Ex-Wife of Brett MacNamara
Lucinda is Brett's new girlfriend, whom he met on the set of a television show. Jane notes that Lucinda looks remarkably like a younger version of Brett's ex-wife, Piper.
Girlfriend of Brett MacNamara
Crystal is a mixed-race television writer. Hampton Ford uses her as an example of someone who successfully leverages her racial identity for career advantage, telling Jane she should emulate Crystal's approach.

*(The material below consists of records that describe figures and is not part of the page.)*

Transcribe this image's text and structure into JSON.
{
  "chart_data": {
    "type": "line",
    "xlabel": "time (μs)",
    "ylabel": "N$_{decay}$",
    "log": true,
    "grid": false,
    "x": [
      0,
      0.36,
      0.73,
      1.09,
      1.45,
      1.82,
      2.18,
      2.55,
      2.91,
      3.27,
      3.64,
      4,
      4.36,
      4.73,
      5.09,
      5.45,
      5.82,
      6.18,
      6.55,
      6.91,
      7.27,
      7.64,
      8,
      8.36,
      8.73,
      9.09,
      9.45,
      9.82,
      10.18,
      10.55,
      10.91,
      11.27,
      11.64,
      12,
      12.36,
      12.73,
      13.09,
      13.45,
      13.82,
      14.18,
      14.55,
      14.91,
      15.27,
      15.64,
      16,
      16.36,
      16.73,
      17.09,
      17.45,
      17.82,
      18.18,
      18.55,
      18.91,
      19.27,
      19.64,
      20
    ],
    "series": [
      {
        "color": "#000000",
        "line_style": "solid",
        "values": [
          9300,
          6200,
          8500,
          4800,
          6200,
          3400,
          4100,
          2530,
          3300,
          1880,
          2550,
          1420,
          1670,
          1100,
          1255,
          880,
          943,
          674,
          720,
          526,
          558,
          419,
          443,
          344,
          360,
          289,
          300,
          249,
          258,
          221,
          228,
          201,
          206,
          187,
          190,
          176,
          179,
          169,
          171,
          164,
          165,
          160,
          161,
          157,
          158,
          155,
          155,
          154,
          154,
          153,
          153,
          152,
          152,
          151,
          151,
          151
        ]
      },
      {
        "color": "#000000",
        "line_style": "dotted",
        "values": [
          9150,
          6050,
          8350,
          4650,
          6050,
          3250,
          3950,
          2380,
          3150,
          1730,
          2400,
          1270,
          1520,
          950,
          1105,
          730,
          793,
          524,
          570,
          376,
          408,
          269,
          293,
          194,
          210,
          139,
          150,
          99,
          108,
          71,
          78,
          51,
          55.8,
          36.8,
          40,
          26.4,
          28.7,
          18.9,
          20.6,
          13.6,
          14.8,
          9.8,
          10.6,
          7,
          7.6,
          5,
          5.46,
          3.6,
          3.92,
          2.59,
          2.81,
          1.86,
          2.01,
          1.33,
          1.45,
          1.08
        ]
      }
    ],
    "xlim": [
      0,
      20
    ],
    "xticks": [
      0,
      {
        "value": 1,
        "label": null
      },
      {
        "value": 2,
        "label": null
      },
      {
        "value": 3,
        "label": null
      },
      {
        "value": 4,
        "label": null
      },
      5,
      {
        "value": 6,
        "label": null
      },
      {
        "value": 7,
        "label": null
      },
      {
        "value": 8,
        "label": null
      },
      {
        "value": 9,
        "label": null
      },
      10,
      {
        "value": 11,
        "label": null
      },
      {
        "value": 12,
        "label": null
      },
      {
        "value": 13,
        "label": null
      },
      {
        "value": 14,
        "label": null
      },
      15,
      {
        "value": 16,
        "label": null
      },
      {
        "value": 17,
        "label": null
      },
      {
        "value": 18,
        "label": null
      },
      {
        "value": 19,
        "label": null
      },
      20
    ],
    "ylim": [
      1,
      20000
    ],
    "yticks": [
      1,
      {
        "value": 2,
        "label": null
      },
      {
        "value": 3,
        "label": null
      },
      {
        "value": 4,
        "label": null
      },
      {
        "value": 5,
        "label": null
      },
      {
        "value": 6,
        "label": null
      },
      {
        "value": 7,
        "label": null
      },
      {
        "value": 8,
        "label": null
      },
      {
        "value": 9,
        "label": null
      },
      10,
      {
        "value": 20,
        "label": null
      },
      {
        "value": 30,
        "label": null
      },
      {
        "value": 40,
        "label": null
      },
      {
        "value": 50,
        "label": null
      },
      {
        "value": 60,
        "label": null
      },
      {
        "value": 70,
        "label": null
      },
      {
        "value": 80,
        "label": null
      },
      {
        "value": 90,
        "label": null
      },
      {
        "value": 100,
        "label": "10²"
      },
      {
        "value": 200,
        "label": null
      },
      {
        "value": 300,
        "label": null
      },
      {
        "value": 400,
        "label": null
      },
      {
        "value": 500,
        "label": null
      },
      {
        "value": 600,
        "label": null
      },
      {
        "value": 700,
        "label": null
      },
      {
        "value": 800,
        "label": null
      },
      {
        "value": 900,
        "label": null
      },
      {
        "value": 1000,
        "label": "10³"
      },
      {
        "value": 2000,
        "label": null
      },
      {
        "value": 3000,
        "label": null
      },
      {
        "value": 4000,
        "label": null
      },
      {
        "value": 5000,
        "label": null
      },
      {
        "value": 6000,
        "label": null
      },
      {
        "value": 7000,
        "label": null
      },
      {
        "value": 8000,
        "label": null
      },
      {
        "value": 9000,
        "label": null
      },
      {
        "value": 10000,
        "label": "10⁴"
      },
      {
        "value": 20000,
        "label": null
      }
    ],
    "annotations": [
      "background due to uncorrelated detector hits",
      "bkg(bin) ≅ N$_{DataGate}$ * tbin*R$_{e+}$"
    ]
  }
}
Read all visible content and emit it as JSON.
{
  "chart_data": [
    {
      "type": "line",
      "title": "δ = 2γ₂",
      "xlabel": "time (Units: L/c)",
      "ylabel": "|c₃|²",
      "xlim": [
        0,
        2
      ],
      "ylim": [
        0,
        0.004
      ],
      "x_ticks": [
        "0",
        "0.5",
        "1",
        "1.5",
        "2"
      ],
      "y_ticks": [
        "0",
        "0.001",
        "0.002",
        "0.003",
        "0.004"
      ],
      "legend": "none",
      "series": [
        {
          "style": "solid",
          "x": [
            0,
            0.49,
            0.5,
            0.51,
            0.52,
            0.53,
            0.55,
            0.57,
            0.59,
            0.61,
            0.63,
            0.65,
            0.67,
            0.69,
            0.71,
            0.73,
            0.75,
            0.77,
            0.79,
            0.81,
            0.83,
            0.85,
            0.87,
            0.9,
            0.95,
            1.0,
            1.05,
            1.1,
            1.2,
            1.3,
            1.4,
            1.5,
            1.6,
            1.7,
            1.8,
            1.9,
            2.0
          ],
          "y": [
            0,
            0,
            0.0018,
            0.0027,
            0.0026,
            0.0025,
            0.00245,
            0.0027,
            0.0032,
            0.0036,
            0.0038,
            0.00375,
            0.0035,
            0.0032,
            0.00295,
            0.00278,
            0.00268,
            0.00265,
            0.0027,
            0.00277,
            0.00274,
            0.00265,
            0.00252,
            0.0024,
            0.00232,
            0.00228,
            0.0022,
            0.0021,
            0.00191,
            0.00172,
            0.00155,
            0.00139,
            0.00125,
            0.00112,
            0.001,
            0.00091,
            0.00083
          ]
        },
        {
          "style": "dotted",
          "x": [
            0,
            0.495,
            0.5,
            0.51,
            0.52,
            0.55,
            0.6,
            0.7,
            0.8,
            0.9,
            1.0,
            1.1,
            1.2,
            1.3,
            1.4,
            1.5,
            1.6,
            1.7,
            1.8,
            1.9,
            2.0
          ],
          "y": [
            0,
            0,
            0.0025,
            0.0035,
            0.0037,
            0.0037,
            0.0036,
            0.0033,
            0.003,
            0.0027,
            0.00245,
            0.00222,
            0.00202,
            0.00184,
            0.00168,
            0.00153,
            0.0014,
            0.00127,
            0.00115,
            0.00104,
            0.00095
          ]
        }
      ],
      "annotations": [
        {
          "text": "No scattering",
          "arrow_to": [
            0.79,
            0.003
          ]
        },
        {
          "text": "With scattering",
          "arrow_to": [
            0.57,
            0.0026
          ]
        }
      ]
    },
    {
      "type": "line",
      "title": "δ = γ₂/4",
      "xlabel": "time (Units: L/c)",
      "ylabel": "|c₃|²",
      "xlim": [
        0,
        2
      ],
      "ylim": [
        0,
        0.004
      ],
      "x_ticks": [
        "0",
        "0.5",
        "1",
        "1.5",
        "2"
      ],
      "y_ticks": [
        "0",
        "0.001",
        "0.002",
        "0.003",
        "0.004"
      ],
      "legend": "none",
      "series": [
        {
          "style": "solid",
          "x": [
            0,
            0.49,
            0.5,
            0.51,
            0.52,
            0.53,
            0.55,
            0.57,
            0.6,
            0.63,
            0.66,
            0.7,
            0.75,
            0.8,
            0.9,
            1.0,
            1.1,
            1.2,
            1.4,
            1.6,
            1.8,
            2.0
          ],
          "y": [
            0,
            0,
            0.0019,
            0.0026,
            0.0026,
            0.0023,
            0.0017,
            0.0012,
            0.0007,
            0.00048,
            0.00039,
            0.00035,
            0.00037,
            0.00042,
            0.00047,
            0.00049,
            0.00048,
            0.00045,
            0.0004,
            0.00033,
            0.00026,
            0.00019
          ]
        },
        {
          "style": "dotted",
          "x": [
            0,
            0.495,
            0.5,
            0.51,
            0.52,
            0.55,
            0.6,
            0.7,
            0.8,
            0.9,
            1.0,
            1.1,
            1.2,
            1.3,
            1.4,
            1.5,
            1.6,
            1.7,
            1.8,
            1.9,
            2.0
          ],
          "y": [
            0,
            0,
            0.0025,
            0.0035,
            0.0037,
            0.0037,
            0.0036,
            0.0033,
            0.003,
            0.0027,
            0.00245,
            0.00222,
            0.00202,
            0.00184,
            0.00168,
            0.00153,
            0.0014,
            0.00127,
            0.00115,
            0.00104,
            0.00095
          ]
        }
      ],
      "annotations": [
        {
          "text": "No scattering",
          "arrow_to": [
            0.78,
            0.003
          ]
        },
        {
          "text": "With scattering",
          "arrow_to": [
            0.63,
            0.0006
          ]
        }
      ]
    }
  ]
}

Professional Contact of Hampton Ford
He is an unnamed man from Osaka, Japan, who tours the same home in "Multicultural Mayberry" as Jane and Lenny. His arrival prompts Lenny to unexpectedly converse with him in fluent Japanese.
Conversational Partner of Lenny Gibson
Dennis is the director of the writing program that Jane and Brett attended. He taught a highly structured, paint-by-numbers method to literary fiction that Jane still mentally references when outlining her life.
Former Student of Jane Gibson
Former Student of Brett MacNamara
Jane's mother is a white woman who was part of the first generation of legally recognized interracial marriages in the United States. Following a bitter divorce from Jane's father, she holds a cynical view of romance and advises Jane that she is better off without men.
Mother of Jane Gibson
Jane's father is a Black former newspaper columnist. He suffered a deep depression after being unjustly fired from his job following a conflict with a white colleague, an event that left a lasting impact on Jane's worldview.
Father of Jane Gibson
She is Jane's sister, who grew up watching television with Jane as a way to cope with their parents' divorce. She points Jane toward a psychic for relationship advice in her twenties.
Sister of Jane Gibson
She is Hampton Ford's wife. She and Hampton are both Black, but they send their children to predominantly white private schools, leading to Hampton's anxieties about their family's future lineage.
Wife of Hampton Ford
Mother of Hampton's Daughter
She is Hampton Ford's young, pale-skinned, red-headed daughter. Her unexpected appearance causes Hampton a moment of drug-induced paranoia at a celebrity birthday party when he realizes she does not physically resemble him.